Their achievement in taking the overall Best Polling Act category, as well as dominating the Irish section of the poll follows hard on an impressively improved showing in the NME poll, a highly successful sell-out Irish tour which took them up to scale to the 5,000 capacity RDS Main Hall in Dublin, and an equally celebratory brace of London gigs just prior to Christmas. It all adds up to a remarkable show of strength, carried all the more effectively because of the band’s still-explosive sense of enthusiasm and commitment.

But while the band in building their audience, are making the kind of strides necessary to keep the enterprise creatively as well as financially buoyant, there have been some worrying developments over the past year. Even in this, the issue of Hot Press which celebrates a new and comprehensive triumph for the band, in terms of audience commitment, the Letters page sees a hitherto unprecedented wave of disillusionment with them.

In a sense this is predictable — most bands find that achieving mass support means losing some of those who championed them through the early stages. But then U2 have always been exceptional in their ability to break with the stereotypes. Their commitment is such that you feel they must want to transcend the inevitable, to find the key to the mystery of how not to alienate those who initially put their faith in the band, while attracting new support all the time.

Currently back in the U.S. of A., at the start of a strenuous six-week stint there, Bono is characteristically UP, when the poll news is delivered. “The sun is shining, the Edge is shining — we’re all feeling very good,” he says, reflecting on his exuberant torrent of words. “When I’m not feeling so good, I don’t talk so fast.”

But there is a sense, right now, of Bono being carried forward on a wave of undiluted optimism. Neither he nor his fellow U2-ers are likely to shrink from the implications of their evolving status. And although their recent Irish tour and most specifically the Dublin RDS gig represented a pinnacle of achievement for them, they’re quite prepared to question the scale which was involved.

“What we did was quite ambitious,” the Edge says unassumingly about the RDS gig. “We haven’t ever played a venue that size in our own right before. There was a feeling that maybe the occasion became larger than us — I think that it might have been better to play some small venues as well.

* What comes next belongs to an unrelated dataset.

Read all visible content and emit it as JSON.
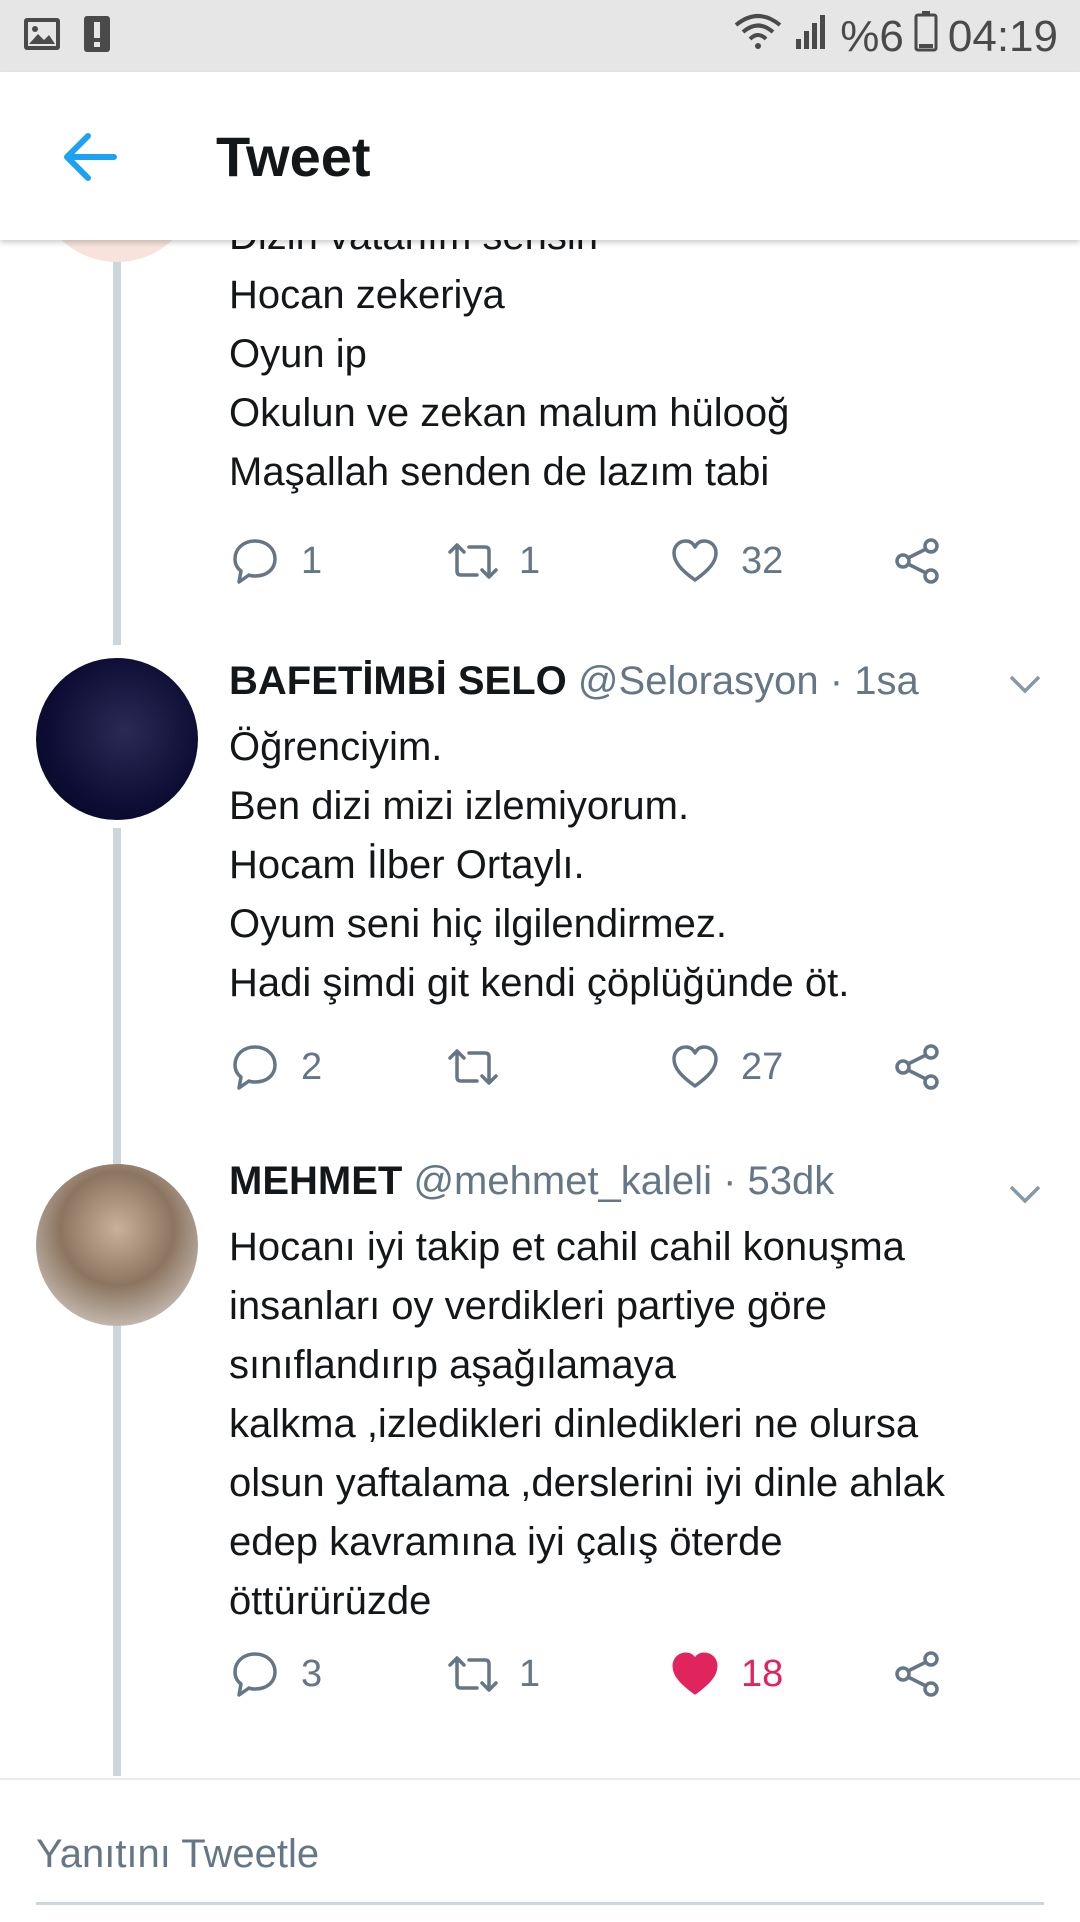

“But I’d still stand by those gigs,” he adds, a theme taken up by Bono: “The concert in the RDS was the most successful concert ever of its size I’ve been at in Dublin. There was such an atmosphere of celebration, right from the front rows to the back. That kind of feeling between the band and the audience leaves me breathless.”

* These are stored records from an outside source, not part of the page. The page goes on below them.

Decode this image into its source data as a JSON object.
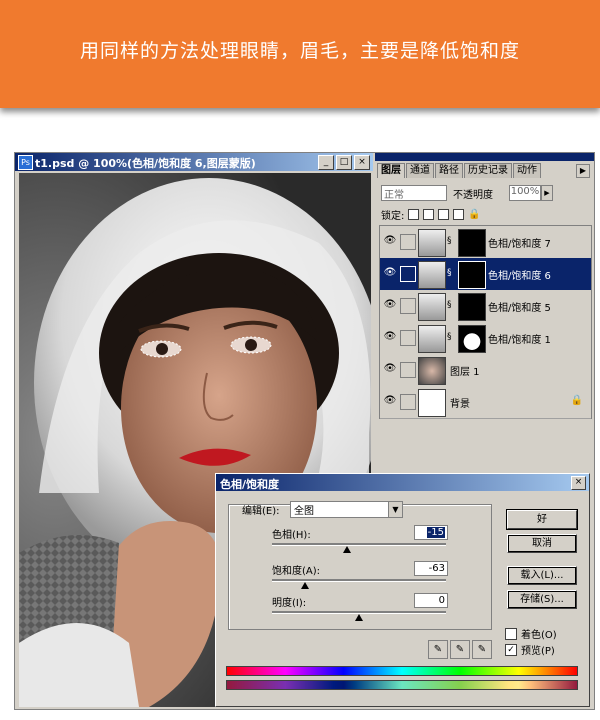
{
  "banner": {
    "text": "用同样的方法处理眼睛，眉毛，主要是降低饱和度"
  },
  "document": {
    "title": "t1.psd @ 100%(色相/饱和度 6,图层蒙版)",
    "buttons": [
      "_",
      "□",
      "×"
    ]
  },
  "layers_panel": {
    "tabs": [
      "图层",
      "通道",
      "路径",
      "历史记录",
      "动作"
    ],
    "blend_mode": "正常",
    "opacity_label": "不透明度",
    "opacity_value": "100%",
    "lock_label": "锁定:",
    "layers": [
      {
        "name": "色相/饱和度 7",
        "selected": false,
        "mask": "dark"
      },
      {
        "name": "色相/饱和度 6",
        "selected": true,
        "mask": "dark"
      },
      {
        "name": "色相/饱和度 5",
        "selected": false,
        "mask": "dark"
      },
      {
        "name": "色相/饱和度 1",
        "selected": false,
        "mask": "light"
      },
      {
        "name": "图层 1",
        "selected": false,
        "mask": "none"
      },
      {
        "name": "背景",
        "selected": false,
        "mask": "none"
      }
    ]
  },
  "dialog": {
    "title": "色相/饱和度",
    "edit_label": "编辑(E):",
    "edit_value": "全图",
    "hue_label": "色相(H):",
    "hue_value": "-15",
    "saturation_label": "饱和度(A):",
    "saturation_value": "-63",
    "lightness_label": "明度(I):",
    "lightness_value": "0",
    "ok_label": "好",
    "cancel_label": "取消",
    "load_label": "载入(L)...",
    "save_label": "存储(S)...",
    "colorize_label": "着色(O)",
    "preview_label": "预览(P)",
    "preview_checked": true,
    "colorize_checked": false
  }
}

There were aspects of the experience about which he feels apprehensive — the fact that people were hurt for one, though it was, he emphasizes, a peaceful concert. Then there was the incident in Cork, where a group of about fifty or sixty people came autograph hunting.

“They didn’t want to talk,” he says and his voice registers bewilderment, “they wanted bits of me. They wanted me to write my name down on scraps of paper. Incidents like that did make me think about the whole thing — we’re not into that gladiators, dinosaur rock thing.

“I’m asking a lot of questions about it but what I do believe is that the band is a great live act and we’re going to continue to be a great live act.”

On their evolving relationship with their audience Edge adds, “We aren’t the sort of band you can make your mind up about and still be right in a year’s time. It’s more like a process of continual assessment. We’re going to change and we’re going to keep on changing. We’re not restricting ourselves. But audiences are into that. Audiences are into progression.”

If there is a theme in this short conversation, it’s that faith — the credence which U2 invest, some might say naively, in the quality of the ordinary people — the mass of ordinary people — who now form their audience. But in this attitude they are being entirely consistent. What has fired, and inspired their music from the word go, is an unshaking optimism, which flies in the face of so many signposts to the times, and which allows them to transcend even their own doubts, as well as the extraneous hostile forces which might have grounded their soaring vision.

What is important about this optimism is that it acts as a direct challenge to the essential bleakness imposed on those who offer youthful energy nothing more than the same old story. There is something to celebrate in the fact that where Irish youth lacked a voice for so long, now there is not just one but many through which their cultural aspirations are being expressed.